Just as he doesn’t know what he’s doing with that basketball, he probably doesn’t know what he’s doing here — that is, how to spend his time. He undoubtedly sleeps late, past eleven, and reads bad novels from the library into the afternoon. If he owns one, or if his cellmate does, he stays up late watching TV. He might draw, or write letters, but nothing more. What else is there? The gambling, drugs, games, and tattoos aren’t pastimes for newbies, they take connections, which take a while to forge. The kid almost certainly finds himself in a daily battle against boredom and depression. I doubt he’s been here a month yet.

What do you suppose he’s in for — burglary, drugs, robbery? Could just as well be kidnapping, child molestation, manslaughter.

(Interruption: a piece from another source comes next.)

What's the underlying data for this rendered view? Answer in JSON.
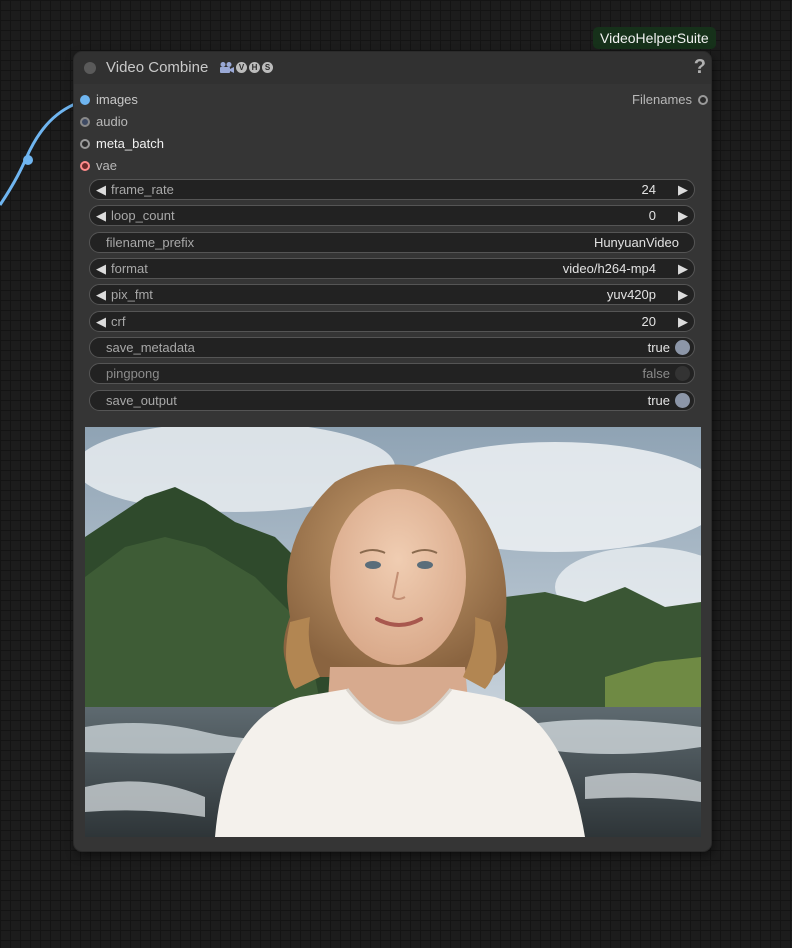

Rape. Murder. No, I don’t actually care, it’s just the natural question that comes to mind, particularly with the young, whose apparent naïveté is at odds with these hard surroundings.

The kid dribbles and dribbles. He attempts a fake left, then right, and they’re terrible, spasmodic and flailing — about as bad as I would do if I ever felt like failing at something abysmally. He’s so awful at it yet keeps going, as though he’s up against a bet that he can’t bounce a ball 500 times, or for a straight thirty minutes.

Dark eyebrows, slender face, clean-shaven — from a distance he looks a little like I did when I first got here. Of course, you know well about appearances. I’ve fought my way, with determination if not confidence, through every one of the procedural appeals available. It’s taken a long time. People I meet are still reliably shocked when they find out how old I am, how many years I’ve been locked up in prison, but I spend less and less time looking at my reflection, and it isn’t because I’m growing less self-conscious with age.